Bella tidak mengerti kemana dia akan dibawa pergi. Stevano hanya diam saat melajukan mobil, tidak bersuara barang sedikit saja untuk memecah keheningan yang melanda.
Dan Bella tidak dapat menahan diri untuk tidak bertanya pada pria itu.
"Kita akan ke mana?" tanya Bella. Matanya melirik sekilas pada pria itu.
"Kau akan tahu nanti," balas pria itu singkat. Matanya lurus menatap jalanan kota Los Angeles yang mulai padat di malam hari.
Sekitar satu jam berlalu, mobil yang mereka tumpangi melambat, kemudian berhenti tepat pada mansion besar yang berdiri di depan mata.
Gelap.
Itu adalah kalimat pertama yang Bella ucapkan dalam hati. Meski terlihat megah dari luar, mansion itu mempunyai aura hitam tersendiri. Seperti pria di sampingnya itu.

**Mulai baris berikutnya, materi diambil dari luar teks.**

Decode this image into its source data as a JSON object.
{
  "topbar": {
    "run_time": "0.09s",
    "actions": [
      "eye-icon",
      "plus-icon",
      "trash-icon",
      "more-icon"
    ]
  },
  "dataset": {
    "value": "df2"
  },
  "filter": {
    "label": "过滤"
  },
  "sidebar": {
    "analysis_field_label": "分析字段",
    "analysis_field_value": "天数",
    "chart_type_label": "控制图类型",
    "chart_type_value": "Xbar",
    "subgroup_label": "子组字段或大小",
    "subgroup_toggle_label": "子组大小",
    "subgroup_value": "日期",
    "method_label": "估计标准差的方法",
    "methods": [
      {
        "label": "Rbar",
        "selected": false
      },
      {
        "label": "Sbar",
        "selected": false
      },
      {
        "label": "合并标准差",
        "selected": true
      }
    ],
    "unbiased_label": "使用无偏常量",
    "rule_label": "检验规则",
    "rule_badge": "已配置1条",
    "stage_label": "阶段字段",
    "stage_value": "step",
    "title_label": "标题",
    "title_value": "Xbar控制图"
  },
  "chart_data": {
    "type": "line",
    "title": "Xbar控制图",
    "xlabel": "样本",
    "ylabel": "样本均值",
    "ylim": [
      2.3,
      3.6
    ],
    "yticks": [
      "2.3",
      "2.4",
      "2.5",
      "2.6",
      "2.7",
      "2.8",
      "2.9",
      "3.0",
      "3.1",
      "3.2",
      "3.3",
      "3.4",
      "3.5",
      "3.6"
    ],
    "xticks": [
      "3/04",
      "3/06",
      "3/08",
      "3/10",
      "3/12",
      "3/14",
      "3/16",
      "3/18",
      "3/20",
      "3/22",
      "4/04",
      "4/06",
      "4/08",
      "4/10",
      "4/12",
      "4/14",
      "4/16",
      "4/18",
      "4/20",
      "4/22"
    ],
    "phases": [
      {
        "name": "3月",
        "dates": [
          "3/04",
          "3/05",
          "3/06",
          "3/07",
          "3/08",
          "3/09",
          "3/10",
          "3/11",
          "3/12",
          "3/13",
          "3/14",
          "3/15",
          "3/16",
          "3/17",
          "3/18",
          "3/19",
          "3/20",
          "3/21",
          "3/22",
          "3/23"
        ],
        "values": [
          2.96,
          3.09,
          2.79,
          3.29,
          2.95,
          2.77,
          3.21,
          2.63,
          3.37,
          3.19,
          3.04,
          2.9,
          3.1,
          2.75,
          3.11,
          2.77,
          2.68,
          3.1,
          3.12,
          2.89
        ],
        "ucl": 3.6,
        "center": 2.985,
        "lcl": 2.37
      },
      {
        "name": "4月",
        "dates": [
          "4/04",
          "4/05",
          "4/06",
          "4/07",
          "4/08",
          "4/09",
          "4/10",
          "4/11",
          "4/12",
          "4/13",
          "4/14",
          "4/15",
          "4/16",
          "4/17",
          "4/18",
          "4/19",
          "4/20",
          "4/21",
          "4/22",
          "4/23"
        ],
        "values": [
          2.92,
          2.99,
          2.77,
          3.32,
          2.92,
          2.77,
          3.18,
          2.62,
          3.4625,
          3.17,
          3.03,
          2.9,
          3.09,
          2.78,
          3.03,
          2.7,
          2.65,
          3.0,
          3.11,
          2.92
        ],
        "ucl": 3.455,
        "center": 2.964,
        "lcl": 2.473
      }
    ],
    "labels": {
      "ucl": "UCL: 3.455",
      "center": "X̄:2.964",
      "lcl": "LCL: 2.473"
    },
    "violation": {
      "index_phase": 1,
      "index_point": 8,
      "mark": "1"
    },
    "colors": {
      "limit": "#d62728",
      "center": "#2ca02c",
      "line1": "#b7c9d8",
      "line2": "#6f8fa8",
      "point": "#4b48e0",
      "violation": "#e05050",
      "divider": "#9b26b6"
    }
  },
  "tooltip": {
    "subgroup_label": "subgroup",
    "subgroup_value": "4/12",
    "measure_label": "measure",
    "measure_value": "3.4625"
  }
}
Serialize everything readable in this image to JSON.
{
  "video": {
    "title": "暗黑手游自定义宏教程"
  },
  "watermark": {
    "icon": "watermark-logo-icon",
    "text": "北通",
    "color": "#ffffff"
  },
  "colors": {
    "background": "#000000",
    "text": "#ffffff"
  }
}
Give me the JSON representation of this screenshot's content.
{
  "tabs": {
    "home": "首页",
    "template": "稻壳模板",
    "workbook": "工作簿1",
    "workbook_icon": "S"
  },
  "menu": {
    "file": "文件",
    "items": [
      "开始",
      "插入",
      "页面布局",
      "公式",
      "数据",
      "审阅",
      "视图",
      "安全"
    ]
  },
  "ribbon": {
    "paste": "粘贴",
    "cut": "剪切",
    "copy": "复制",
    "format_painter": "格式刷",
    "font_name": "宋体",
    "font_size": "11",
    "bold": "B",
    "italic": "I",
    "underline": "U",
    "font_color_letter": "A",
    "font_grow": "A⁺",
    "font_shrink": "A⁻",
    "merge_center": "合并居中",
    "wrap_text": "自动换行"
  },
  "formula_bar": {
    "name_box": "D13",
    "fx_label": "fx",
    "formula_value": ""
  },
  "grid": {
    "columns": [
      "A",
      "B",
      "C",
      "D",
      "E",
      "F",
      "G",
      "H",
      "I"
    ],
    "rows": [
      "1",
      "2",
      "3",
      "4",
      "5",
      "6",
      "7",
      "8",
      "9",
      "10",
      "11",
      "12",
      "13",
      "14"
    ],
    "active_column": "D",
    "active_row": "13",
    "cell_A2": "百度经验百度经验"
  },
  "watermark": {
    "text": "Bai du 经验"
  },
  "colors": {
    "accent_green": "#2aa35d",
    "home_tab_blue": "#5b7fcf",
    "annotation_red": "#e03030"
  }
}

Stevano menatap Bella yang tidak bergerak dan malah tercenung oleh bangunan besar yang merupakan mansionnya.
"Turun," ucap pria itu.
Dan Bella turun mengikuti Stevano. Ia mengekor pada pria itu seperti anak kucing pada induknya.
Pria itu membuka pelan pintu yang menjadi pembatas antara luar dan dalam. Bella yang sedari tadi berada di belakang Stevano terkesiap. Tidak sesuai dugaan Bella. Dalam mansion tersebut berisi benda-benda mahal dan cantik. Sangat kontras dengan pemandangan mansion ini dari luar. Mungkin inilah yang disebut dengan, jangan menilai buku dari sampulnya. Tapi ini benar-benar luar biasa, bahkan Bella rasa ini bukan hanya sekedar mansion biasa. Namun istana.
"Indah sekali," Bella berucap tanpa sadar. Matanya mengedar, memandang isi dalam mansion itu dengan tatapan kagum.
Sementara Stevano hanya melirik gadis itu sekilas. Membiarkan Bella mengamati isi mansionnya untuk saat ini.
"Yo, Stev!"
Tiba-tiba seorang pria berambut jabrik muncul dari arah dapur. Menyapa Stevano dengan pukulan rendah. Salah satu tangan pria itu memegang segelas wine yang tinggal setengah isinya.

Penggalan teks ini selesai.